For this study, the researchers analyzed the genome of 45-year-old Melinda Bachini who has an aggressive and advanced type of cancer called cholangiocarcinoma that had already spread from her bile duct and into her liver and lungs. She was diagnosed around four years ago and went through three courses of chemotherapy treatments. After the treatments failed to prevent the cancer cells from moving throughout her body, she decided to stop the treatments roughly two years ago.

"I knew if I was going to beat this, it would have to be with an experimental therapy," said Bachini, who is a mother of six from Montana.

Bachini then researched experimental treatments and was accepted to join a trial in March 2012. The trial's goal was to use people's own immune system T-cells to attack the cancer. The research team, headed by senior author, Dr. Steven A. Rosenberg who is the chief of the surgery branch at the cancer institute, sequenced the genome of Bachini's cancer.

The team first analyzed the T-cells from tumors that were located in her lungs. They found that these T-cells reacted to a particular mutated protein present in her cancer. The team then mass produced these T-cells within the laboratory setting and injected Bachini with over 42 billion of them. Out of this large amount, only around 25 percent of them reacted to the tumor.
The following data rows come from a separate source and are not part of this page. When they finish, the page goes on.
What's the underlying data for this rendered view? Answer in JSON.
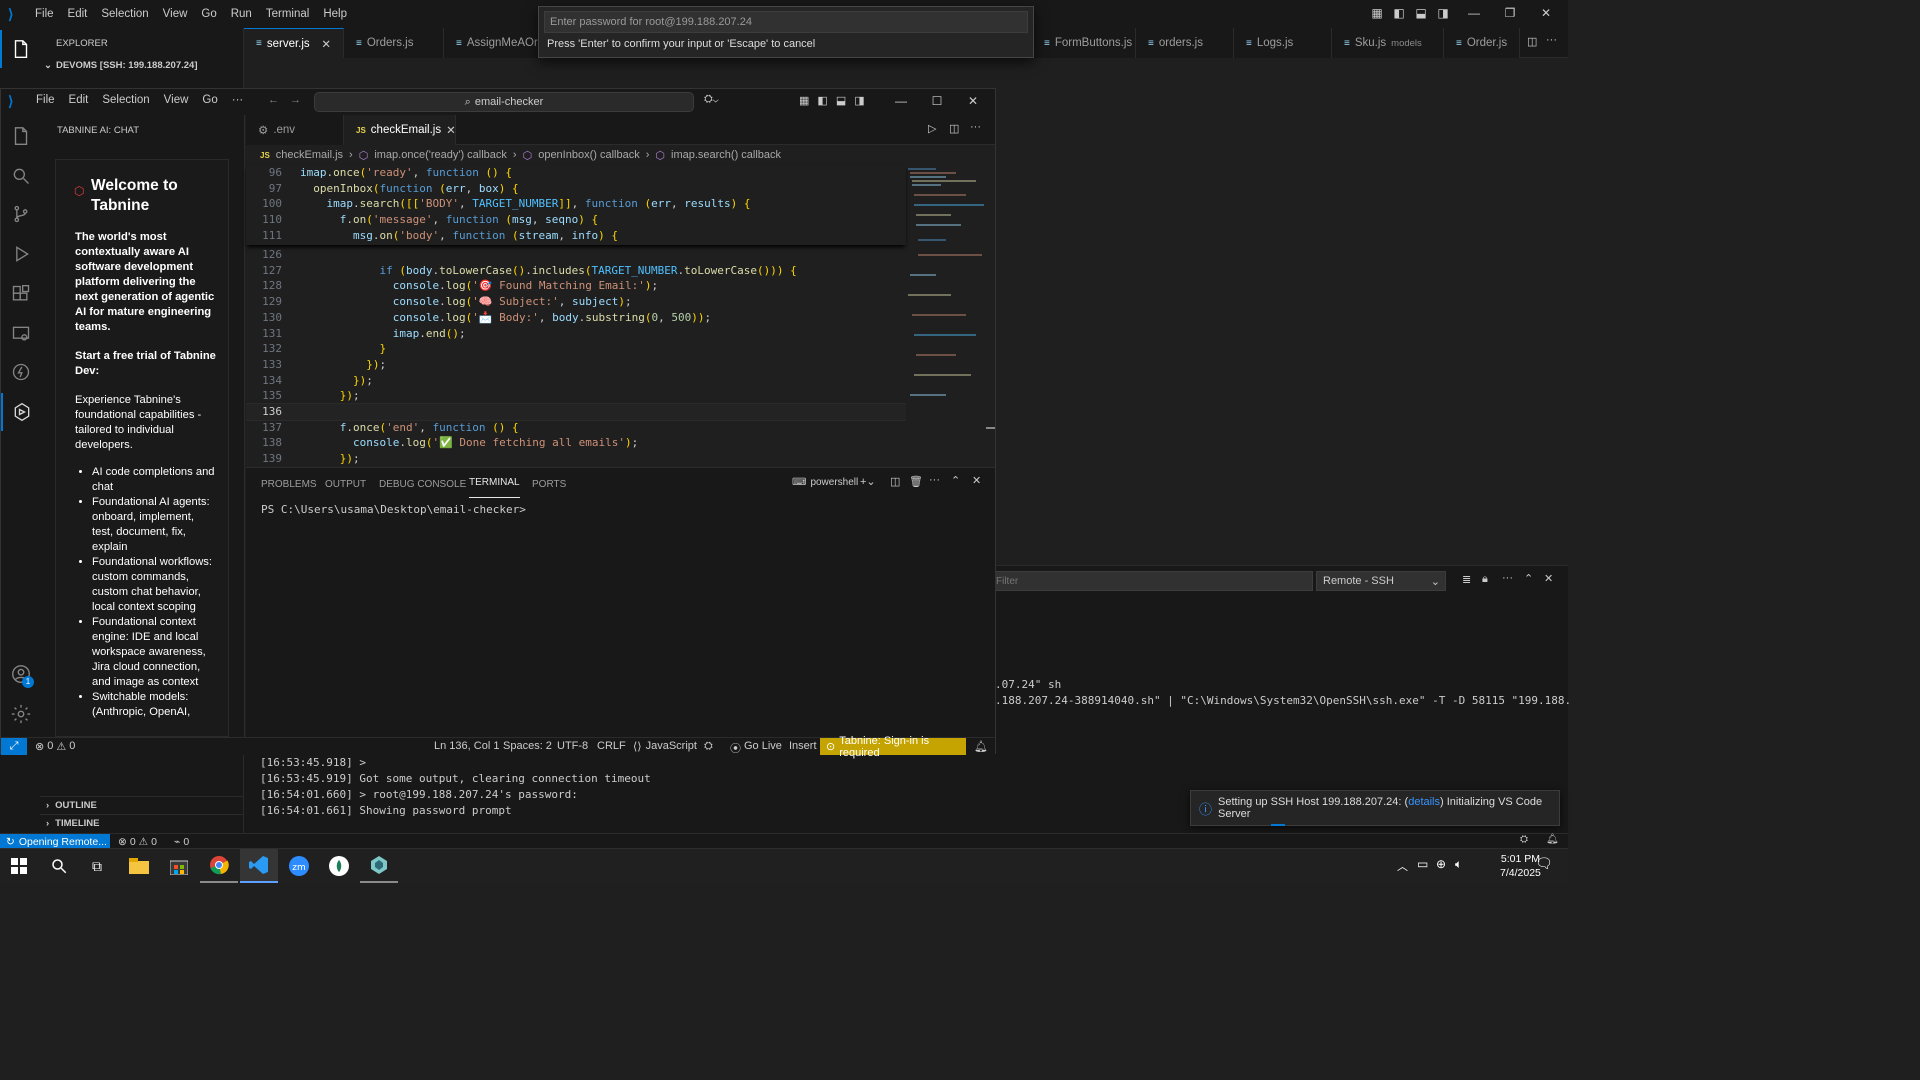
{
  "back_window": {
    "menu": [
      "File",
      "Edit",
      "Selection",
      "View",
      "Go",
      "Run",
      "Terminal",
      "Help"
    ],
    "explorer_title": "EXPLORER",
    "explorer_root": "DEVOMS [SSH: 199.188.207.24]",
    "outline": "OUTLINE",
    "timeline": "TIMELINE",
    "tabs": [
      {
        "label": "server.js",
        "active": true
      },
      {
        "label": "Orders.js"
      },
      {
        "label": "AssignMeAOrd"
      },
      {
        "label": "FormButtons.js"
      },
      {
        "label": "orders.js"
      },
      {
        "label": "Logs.js"
      },
      {
        "label": "Sku.js",
        "hint": "models"
      },
      {
        "label": "Order.js"
      }
    ],
    "panel": {
      "filter_placeholder": "Filter",
      "dropdown": "Remote - SSH",
      "lines": [
        ".07.24\" sh",
        ".188.207.24-388914040.sh\" | \"C:\\Windows\\System32\\OpenSSH\\ssh.exe\" -T -D 58115 \"199.188.",
        "[16:53:45.918] >",
        "[16:53:45.919] Got some output, clearing connection timeout",
        "[16:54:01.660] > root@199.188.207.24's password:",
        "[16:54:01.661] Showing password prompt"
      ]
    },
    "notification": {
      "text_before": "Setting up SSH Host 199.188.207.24: (",
      "link": "details",
      "text_after": ") Initializing VS Code Server"
    },
    "status": {
      "remote": "Opening Remote...",
      "errors": "0",
      "warnings": "0",
      "ports": "0"
    }
  },
  "quick_input": {
    "placeholder": "Enter password for root@199.188.207.24",
    "message": "Press 'Enter' to confirm your input or 'Escape' to cancel"
  },
  "front_window": {
    "menu": [
      "File",
      "Edit",
      "Selection",
      "View",
      "Go"
    ],
    "more": "···",
    "search_label": "email-checker",
    "sidebar_title": "TABNINE AI: CHAT",
    "tabnine": {
      "title": "Welcome to Tabnine",
      "intro": "The world's most contextually aware AI software development platform delivering the next generation of agentic AI for mature engineering teams.",
      "trial": "Start a free trial of Tabnine Dev:",
      "experience": "Experience Tabnine's foundational capabilities - tailored to individual developers.",
      "features": [
        "AI code completions and chat",
        "Foundational AI agents: onboard, implement, test, document, fix, explain",
        "Foundational workflows: custom commands, custom chat behavior, local context scoping",
        "Foundational context engine: IDE and local workspace awareness, Jira cloud connection, and image as context",
        "Switchable models: (Anthropic, OpenAI,"
      ]
    },
    "editor_tabs": [
      {
        "label": ".env"
      },
      {
        "label": "checkEmail.js",
        "active": true
      }
    ],
    "breadcrumb": [
      "checkEmail.js",
      "imap.once('ready') callback",
      "openInbox() callback",
      "imap.search() callback"
    ],
    "sticky_lines": [
      {
        "n": "96",
        "code": "imap.once('ready', function () {"
      },
      {
        "n": "97",
        "code": "  openInbox(function (err, box) {"
      },
      {
        "n": "100",
        "code": "    imap.search([['BODY', TARGET_NUMBER]], function (err, results) {"
      },
      {
        "n": "110",
        "code": "      f.on('message', function (msg, seqno) {"
      },
      {
        "n": "111",
        "code": "        msg.on('body', function (stream, info) {"
      }
    ],
    "code_lines": [
      {
        "n": "126",
        "code": ""
      },
      {
        "n": "127",
        "code": "            if (body.toLowerCase().includes(TARGET_NUMBER.toLowerCase())) {"
      },
      {
        "n": "128",
        "code": "              console.log('🎯 Found Matching Email:');"
      },
      {
        "n": "129",
        "code": "              console.log('🧠 Subject:', subject);"
      },
      {
        "n": "130",
        "code": "              console.log('📩 Body:', body.substring(0, 500));"
      },
      {
        "n": "131",
        "code": "              imap.end();"
      },
      {
        "n": "132",
        "code": "            }"
      },
      {
        "n": "133",
        "code": "          });"
      },
      {
        "n": "134",
        "code": "        });"
      },
      {
        "n": "135",
        "code": "      });"
      },
      {
        "n": "136",
        "code": ""
      },
      {
        "n": "137",
        "code": "      f.once('end', function () {"
      },
      {
        "n": "138",
        "code": "        console.log('✅ Done fetching all emails');"
      },
      {
        "n": "139",
        "code": "      });"
      }
    ],
    "panel_tabs": [
      "PROBLEMS",
      "OUTPUT",
      "DEBUG CONSOLE",
      "TERMINAL",
      "PORTS"
    ],
    "active_panel_tab": "TERMINAL",
    "shell": "powershell",
    "terminal_prompt": "PS C:\\Users\\usama\\Desktop\\email-checker>",
    "status": {
      "errors": "0",
      "warnings": "0",
      "position": "Ln 136, Col 1",
      "spaces": "Spaces: 2",
      "encoding": "UTF-8",
      "eol": "CRLF",
      "language": "JavaScript",
      "golive": "Go Live",
      "mode": "Insert",
      "tabnine": "Tabnine: Sign-in is required"
    }
  },
  "taskbar": {
    "time": "5:01 PM",
    "date": "7/4/2025"
  },
  "colors": {
    "accent": "#0078d4",
    "tabnine_status": "#c5a300"
  }
}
This small percentage was capable of stopping the progression of the cancer in her liver and lungs for one year. The team recently gave Bachini a second round of treatments roughly six months ago, which has so far been starting shrinking the tumors.

"It's still highly experimental," cautioned Dr. Rosenberg, reported by WebMD. "This will be challenging to implement in the real world. But it's doable."

The study, "Cancer Immunotherapy Based on Mutation-Specific CD4+ T Cells in a Patient with Epithelial Cancer," was published in the journal Science.